A voice agent platform is a runtime or API that handles the full voice pipeline (speech in, language reasoning, speech out) for building real-time voice applications. Some bundle TTS into the platform (Realtime API, ElevenLabs Conversational AI, Cartesia Line, Deepgram Voice Agent, OpenAI Realtime). Others provide vendor-neutral orchestration where you bring your own STT, LLM, and TTS (LiveKit, Vapi, Pipecat, Retell, NLX).

What is the difference between TTS-included and BYO-orchestration?

TTS-included means the platform ships its own TTS as part of the bundle. BYO-orchestration means the platform is a runtime; you choose and integrate the TTS, STT, and LLM providers separately. TTS-included compresses time-to-ship and ensures voice quality consistency. BYO-orchestration gives component-level flexibility at the cost of more engineering ownership.
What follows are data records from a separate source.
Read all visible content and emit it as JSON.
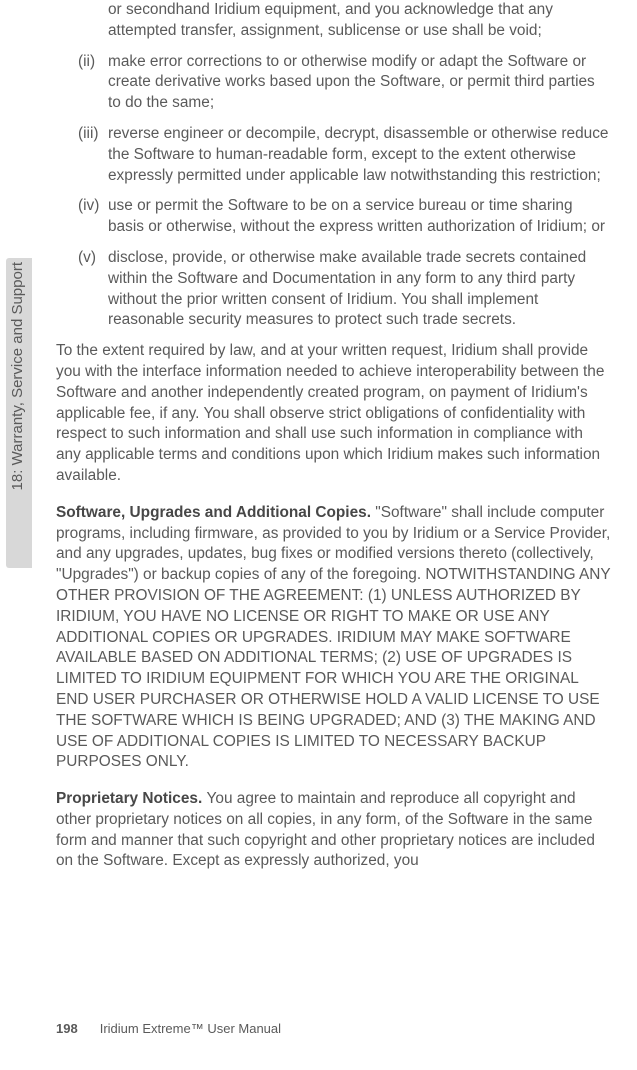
{
  "sideTab": {
    "label": "18: Warranty, Service and Support",
    "bg": "#d8d8d8"
  },
  "list": [
    {
      "num": "",
      "text": "or secondhand Iridium equipment, and you acknowledge that any attempted transfer, assignment, sublicense or use shall be void;"
    },
    {
      "num": "(ii)",
      "text": "make error corrections to or otherwise modify or adapt the Software or create derivative works based upon the Software, or permit third parties to do the same;"
    },
    {
      "num": "(iii)",
      "text": "reverse engineer or decompile, decrypt, disassemble or otherwise reduce the Software to human-readable form, except to the extent otherwise expressly permitted under applicable law notwithstanding this restriction;"
    },
    {
      "num": "(iv)",
      "text": "use or permit the Software to be on a service bureau or time sharing basis or otherwise, without the express written authorization of Iridium; or"
    },
    {
      "num": "(v)",
      "text": "disclose, provide, or otherwise make available trade secrets contained within the Software and Documentation in any form to any third party without the prior written consent of Iridium. You shall implement reasonable security measures to protect such trade secrets."
    }
  ],
  "para1": "To the extent required by law, and at your written request, Iridium shall provide you with the interface information needed to achieve interoperability between the Software and another independently created program, on payment of Iridium's applicable fee, if any. You shall observe strict obligations of confidentiality with respect to such information and shall use such information in compliance with any applicable terms and conditions upon which Iridium makes such information available.",
  "para2": {
    "bold": "Software, Upgrades and Additional Copies. ",
    "rest": "\"Software\" shall include computer programs, including firmware, as provided to you by Iridium or a Service Provider, and any upgrades, updates, bug fixes or modified versions thereto (collectively, \"Upgrades\") or backup copies of any of the foregoing. NOTWITHSTANDING ANY OTHER PROVISION OF THE AGREEMENT: (1) UNLESS AUTHORIZED BY IRIDIUM, YOU HAVE NO LICENSE OR RIGHT TO MAKE OR USE ANY ADDITIONAL COPIES OR UPGRADES. IRIDIUM MAY MAKE SOFTWARE AVAILABLE BASED ON ADDITIONAL TERMS; (2) USE OF UPGRADES IS LIMITED TO IRIDIUM EQUIPMENT FOR WHICH YOU ARE THE ORIGINAL END USER PURCHASER OR OTHERWISE HOLD A VALID LICENSE TO USE THE SOFTWARE WHICH IS BEING UPGRADED; AND (3) THE MAKING AND USE OF ADDITIONAL COPIES IS LIMITED TO NECESSARY BACKUP PURPOSES ONLY."
  },
  "para3": {
    "bold": "Proprietary Notices. ",
    "rest": "You agree to maintain and reproduce all copyright and other proprietary notices on all copies, in any form, of the Software in the same form and manner that such copyright and other proprietary notices are included on the Software. Except as expressly authorized, you"
  },
  "footer": {
    "page": "198",
    "title": "Iridium Extreme™ User Manual"
  },
  "style": {
    "textColor": "#5a5a5a",
    "background": "#ffffff",
    "fontSize": 15.4,
    "lineHeight": 1.35
  }
}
Can I use Realtime TTS inside a BYO-orchestration framework?

Yes. Realtime TTS is available as a TTS provider in LiveKit, Vapi, Pipecat, and other BYO-orchestration frameworks. Many production deployments combine these frameworks (for transport, telephony, flow logic) with Realtime TTS as the speech layer.

Which voice agent platform has the best TTS?

Judge TTS quality on your own scripts with side-by-side audio samples and blind user preference tests. Inworld TTS-2 research preview is built for expressive, low-latency realtime speech, with 8-dimension natural-language steering and sub-200ms TTFT median. ElevenLabs Eleven v3 has the broadest language coverage but is not recommended for realtime. Cartesia Sonic 3.5 is strong on first-audio latency. OpenAI's TTS trades some expressive range for ecosystem convenience.

How do I choose between OpenAI Realtime and Inworld Realtime API?

Both wrap the full speech pipeline into one API. OpenAI Realtime locks you into OpenAI models for both LLM and TTS. The Inworld Realtime API routes through Router to 220+ LLMs across all major providers, and uses Realtime TTS built for expressive, low-latency realtime speech. Choose OpenAI Realtime if you are committed to the OpenAI stack. Choose Inworld Realtime API if you want model flexibility and expressive realtime voice quality.